April 1962 through April 63

(promotional edition released April, 1963; standard editon released May, 1963)
Baby Please Don't Go
Let Me Die in My Footsteps (released on promotional edition and The Bootleg Series)
Milk Cow Blues (1)
Milk Cow Blues (2)
Rocks and Gravel (1)
Talking Bear Mountain Picnic Massacre Disaster Blues (The Bootleg Series)
Talking Hava Nagilah Blues (The Bootleg Series)
Wichita (1)
Wichita (2)
Worried Blues (The Bootleg Series)
Babe I'm in the Mood (1;Biograph October, 1985)
Babe I'm in the Mood (2)
Blowin in the Wind (released)
Corrina, Corrina (1)
The Death of Emmett Till
Down the Highway (released)
Honey Just Allow Me One More Chance (released)
Quit Your Lowdown Ways (The Bootleg Series)
Ramblin Gamblin Willie (released on promotional edition and The Bootleg Series)
Ballad of Hollis Brown
Corrina, Corrina (2; released)
Going to New Orleans
I Hear That Lonesome Whistle
Kingsport Town (The Bootleg Series)
Sally Gal
Watcha Gonna Do
Corrina, Corrina (3; single released Dec. 1962)
Don't Think Twice (released)
Mixed Up Confusion (1; single released Dec. 1962)
Mixed Up Confusion (2)
Mixed Up Confusion (3; Biograph)
Mixed Up Confusion (4)
Mixed Up Confusion (5)
Rocks and Gravel (2; released only on promotional edition)
Talking John Birch Society Blues (released only on promotional edition)
That's Alright Mama (1)
That's Alright Mama (2)
A Hard Rain's a Gonna Fall (released)
Bob Dylan's Blues (released)
I Shall Be Free (released)
Oxford Town (released)
[April 1963]
Bob Dylan's Dream (released only on standard edition)
Girl of the North Country (released only on standard edition)
Masters of War (released only on standard edition)
Talking World War III Blues (released only on standard edition)

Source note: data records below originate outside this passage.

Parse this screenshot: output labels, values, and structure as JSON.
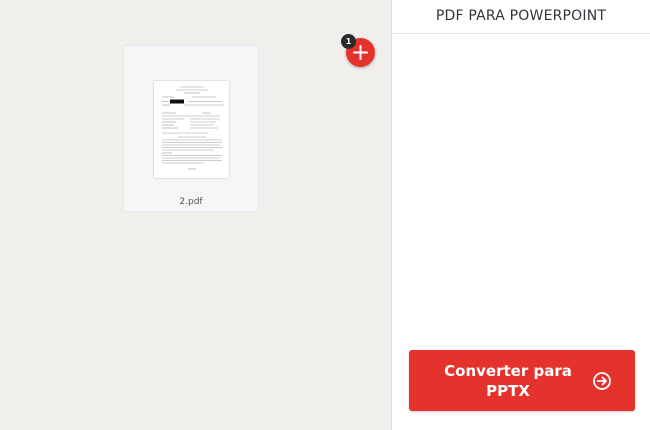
{
  "workspace": {
    "files": [
      {
        "name": "2.pdf"
      }
    ],
    "add_button": {
      "icon": "plus-icon",
      "badge_count": "1"
    }
  },
  "sidebar": {
    "title": "PDF PARA POWERPOINT",
    "convert_button": {
      "label": "Converter para PPTX",
      "icon": "arrow-right-circle-icon"
    }
  },
  "colors": {
    "accent": "#e5322d",
    "workspace_bg": "#f0efec",
    "sidebar_bg": "#ffffff",
    "badge_bg": "#2a2a2a"
  }
}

[NOTE: see Krogsgaard's session notes for detailed recording date information]

Lots and lots of really great songs were recorded at these sessions. For the very first time Dylan's true songwriting genius was becoming clearly evident. Up to this point he could only be thought of as an interesting performer who also wrote a few of his own songs which were mostly reworkings of traditional folk songs. Even though his songs were still basically transformed folk songs, it was obvious that he had an incredible talent for lyrics unlike anyone else on the music scene at the time.

It may seem incredible nowadays, when every singer/songwriter is perceived to be a sensitive "poet", that Dylan was unique in this regard, but he was. While the idea of protest songs was hardly new at the time, the way in which Dylan went about writing them certainly was. Most protest songs at the time, usually referred to as "topical songs", were union songs or civil rights anthems with a narrow viewpoint (us against them) told in black and white terms. True, some of Dylan's protest songs from this period do not stray too far from that rigid mold (he wouldn't reach the apex of his protest period until the next album The Times They Are A-Changin' where he turned protest music into an artform), but some of the ones that appear here are very unusual and show great potential.

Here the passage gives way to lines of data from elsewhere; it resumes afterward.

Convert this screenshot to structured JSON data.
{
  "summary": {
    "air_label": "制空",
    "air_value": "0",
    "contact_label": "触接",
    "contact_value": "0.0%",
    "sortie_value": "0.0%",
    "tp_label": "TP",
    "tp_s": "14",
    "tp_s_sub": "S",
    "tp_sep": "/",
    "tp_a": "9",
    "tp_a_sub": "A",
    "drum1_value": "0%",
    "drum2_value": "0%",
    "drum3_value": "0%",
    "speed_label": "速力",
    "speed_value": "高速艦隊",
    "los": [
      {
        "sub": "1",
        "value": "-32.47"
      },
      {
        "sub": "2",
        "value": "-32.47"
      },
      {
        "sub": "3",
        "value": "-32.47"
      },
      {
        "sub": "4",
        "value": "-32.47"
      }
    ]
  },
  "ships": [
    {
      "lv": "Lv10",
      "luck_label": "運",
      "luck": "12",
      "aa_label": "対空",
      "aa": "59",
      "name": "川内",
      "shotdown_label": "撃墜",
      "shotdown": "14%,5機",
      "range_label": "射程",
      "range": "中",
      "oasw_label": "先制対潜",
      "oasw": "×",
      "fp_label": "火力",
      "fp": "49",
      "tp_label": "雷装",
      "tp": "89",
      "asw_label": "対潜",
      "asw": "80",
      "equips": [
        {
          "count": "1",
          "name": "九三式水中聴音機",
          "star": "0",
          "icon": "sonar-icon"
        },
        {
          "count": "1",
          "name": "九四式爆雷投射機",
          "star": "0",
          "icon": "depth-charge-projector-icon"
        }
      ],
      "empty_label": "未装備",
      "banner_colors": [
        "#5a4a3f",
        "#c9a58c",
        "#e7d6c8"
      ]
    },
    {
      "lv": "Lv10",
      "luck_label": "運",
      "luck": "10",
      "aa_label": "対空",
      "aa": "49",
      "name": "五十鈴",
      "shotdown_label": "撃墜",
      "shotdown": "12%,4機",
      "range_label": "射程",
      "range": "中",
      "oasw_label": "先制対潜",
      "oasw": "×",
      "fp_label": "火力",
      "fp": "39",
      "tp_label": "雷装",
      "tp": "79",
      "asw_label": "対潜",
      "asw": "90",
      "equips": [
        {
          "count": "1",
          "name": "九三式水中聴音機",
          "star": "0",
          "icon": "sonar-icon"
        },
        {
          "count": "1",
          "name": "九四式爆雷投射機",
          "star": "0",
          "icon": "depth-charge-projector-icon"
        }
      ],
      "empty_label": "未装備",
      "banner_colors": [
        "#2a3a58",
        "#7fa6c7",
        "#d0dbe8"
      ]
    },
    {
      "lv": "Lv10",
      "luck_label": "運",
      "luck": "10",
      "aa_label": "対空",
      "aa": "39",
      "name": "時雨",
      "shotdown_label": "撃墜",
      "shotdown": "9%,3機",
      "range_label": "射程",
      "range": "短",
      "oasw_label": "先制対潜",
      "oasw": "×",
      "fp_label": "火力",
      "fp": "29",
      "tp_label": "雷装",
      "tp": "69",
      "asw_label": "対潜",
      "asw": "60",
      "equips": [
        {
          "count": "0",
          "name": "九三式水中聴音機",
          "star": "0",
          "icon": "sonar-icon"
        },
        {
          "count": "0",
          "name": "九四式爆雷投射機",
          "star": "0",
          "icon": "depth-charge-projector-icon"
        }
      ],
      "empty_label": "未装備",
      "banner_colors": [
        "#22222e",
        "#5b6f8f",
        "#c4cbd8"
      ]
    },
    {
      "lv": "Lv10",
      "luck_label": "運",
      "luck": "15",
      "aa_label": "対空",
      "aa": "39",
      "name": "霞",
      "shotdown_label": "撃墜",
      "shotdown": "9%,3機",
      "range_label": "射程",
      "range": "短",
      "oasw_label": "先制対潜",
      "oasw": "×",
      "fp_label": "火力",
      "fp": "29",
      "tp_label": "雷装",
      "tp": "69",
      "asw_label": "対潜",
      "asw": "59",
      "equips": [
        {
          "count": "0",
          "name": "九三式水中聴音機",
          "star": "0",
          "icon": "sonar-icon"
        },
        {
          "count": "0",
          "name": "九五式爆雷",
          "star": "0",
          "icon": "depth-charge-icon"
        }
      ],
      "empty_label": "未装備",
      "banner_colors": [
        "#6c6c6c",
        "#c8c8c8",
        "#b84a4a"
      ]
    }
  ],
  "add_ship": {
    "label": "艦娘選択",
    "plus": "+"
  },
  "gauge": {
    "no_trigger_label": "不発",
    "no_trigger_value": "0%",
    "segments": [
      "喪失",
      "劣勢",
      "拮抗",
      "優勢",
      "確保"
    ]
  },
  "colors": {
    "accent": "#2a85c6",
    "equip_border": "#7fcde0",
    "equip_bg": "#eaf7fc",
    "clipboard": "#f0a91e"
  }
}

You may have noticed that relatively few of the songs on the list above are of the protest variety. That's because originally the Freewheelin' album wasn't intended to be a "protest" album at all. Initial sessions were done with session musicians and the sound being strived for in those early sessions was a sort of rockabilly style popularized by the early Elvis Presley with a touch of Hank Williams thrown in for good measure. Furthermore, the songs performed at the early sessions were more traditional than original. The intention seems to have been to take the concept of the first album one step further and turn Dylan full-blown into a great country/folk/blues/rock performer and not the serious folk purist he was later perceived to be. Somewhere along the line this approach was scrapped and the folk/protest angle was played up. Only one of the full band songs appeared on the final album (Corrina Corrina, although Rocks and Gravel ,which appeared the rare first edition of this album, was also from the electric sessions) and one single, Mixed Up Confusion/Corrina Corrina (different take from the album version) was also released from the sessions as well.

By the time the final album appeared, with new tracks produced by Tom Wilson despite the credit given to John Hammond, there was hardly any trace at all of Dylan the country/folk/blues interpreter and more of Dylan the protest songwriter. To me the final album is a mess and it has never been one of my favorites. Had Columbia stuck to their original concept things would be much different. However, it's also possible that if they had stuck to that first concept we may never have heard of Dylan because it was his songs, and his protest image, which gave him his initial fame in the first place.

All songs are available in excellent sound on various records, most importantly on the official album itself.